Am Montag, den 19. Januar 2026, um 16:15 Uhr hält
Mikołaj Woźniak
Universität Oldenburg
im Rahmen seiner beabsichtigten Dissertation einen Vortrag mit dem Titel
Mental Floorplans: Fostering Diagnostic Reasoning and User Agency in Smart Home Ecosystems
Der Vortrag findet im OFFIS, Escherweg 2, Raum F02 und
online unter : https://meeting.uol.de/rooms/wvl-v7f-1tx-fn4/join statt.
Der Vortrag erfolgt in englischer Sprache.
Abstract:
This dissertation examines the design of smart home interfaces that enhance user agency by rendering diagnostic and troubleshooting processes more intelligible and learnable. While domestic IoT platforms promise seamless automation, they frequently leave household members uncertain about system operations and failure management.
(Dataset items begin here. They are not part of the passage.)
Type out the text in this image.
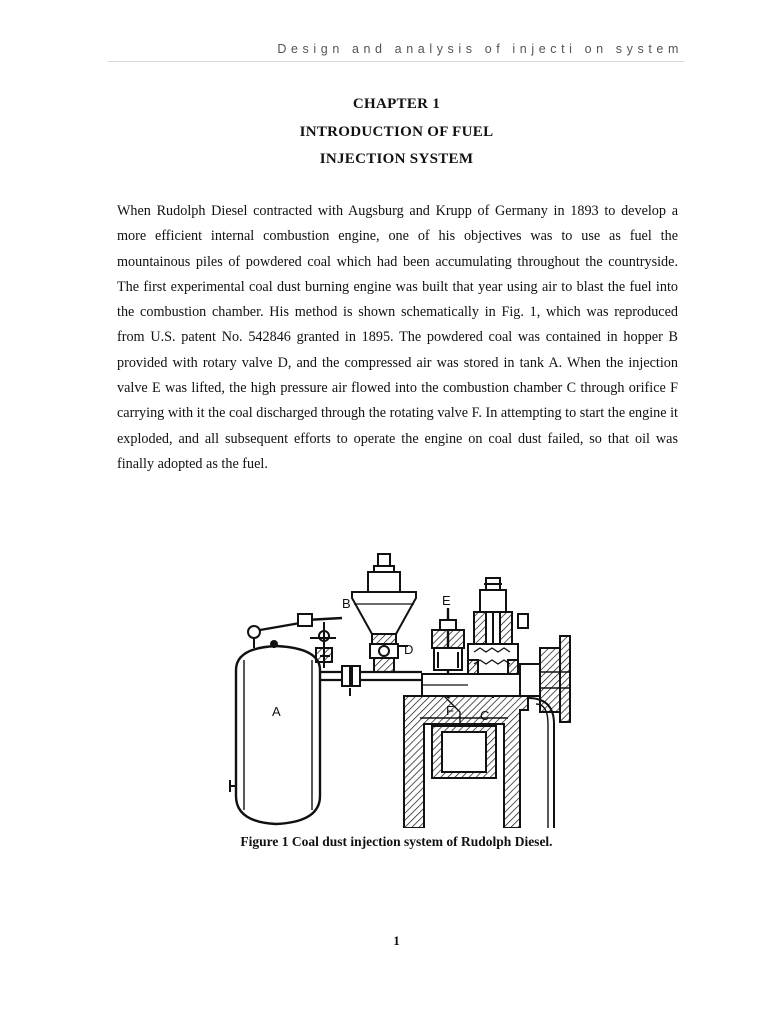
Design and analysis of injecti on system
CHAPTER 1
INTRODUCTION OF FUEL
INJECTION SYSTEM

When Rudolph Diesel contracted with Augsburg and Krupp of Germany in 1893 to develop a more efficient internal combustion engine, one of his objectives was to use as fuel the mountainous piles of powdered coal which had been accumulating throughout the countryside. The first experimental coal dust burning engine was built that year using air to blast the fuel into the combustion chamber. His method is shown schematically in Fig. 1, which was reproduced from U.S. patent No. 542846 granted in 1895. The powdered coal was contained in hopper B provided with rotary valve D, and the compressed air was stored in tank A. When the injection valve E was lifted, the high pressure air flowed into the combustion chamber C through orifice F carrying with it the coal discharged through the rotating valve F. In attempting to start the engine it exploded, and all subsequent efforts to operate the engine on coal dust failed, so that oil was finally adopted as the fuel.

A
B	E
D
F C
Figure 1 Coal dust injection system of Rudolph Diesel.
1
Grounded in mental model theory, this research investigates how users conceptualize smart home ecosystems, reason about failures, and how interface design might cultivate sophisticated structural models that reach beyond simple functional mappings to encompass device dependencies, information flows, and system topologies.
Through exploratory studies and controlled experiments, this dissertation develops conceptual framing and applied strategies for supporting diagnostic reasoning in smart home contexts. Initial in-situ ethnographic work, comprising household visits and interviews, characterizes smart homes as complex sociotechnical ecologies with distinct user roles and heterogeneous mental models that vary within households. Building on these insights, constructive interaction studies yield taxonomies of users' spatial representations of home-IoT ecosystems and diagnostic strategies. Subsequent experimental inquiry reveals the dynamic interplay among spatial models, diagnostic strategies, and the objective complexity of smart home configurations.
An experimental study conducted in a living lab environment with custom fault simulation infrastructure compares three interface paradigms: visualising structural-spatial dependencies, highlighting relational ecologies, and a functional baseline. Both structural and relational approaches enhance diagnostic effectiveness and enable users to resolve issues of increasing complexity without proportional cognitive load increases. A concluding study explores hybrid interfaces integrating graphical visualizations with conversational agents.
Collectively, these studies articulate taxonomies of spatial mental structures and diagnostic strategies, translating them into evidence-based design principles for smart home interfaces. These principles foster user agency by promoting deeper system comprehension, supporting flexible diagnostic reasoning, and enhancing users' sense of control over domestic technologies.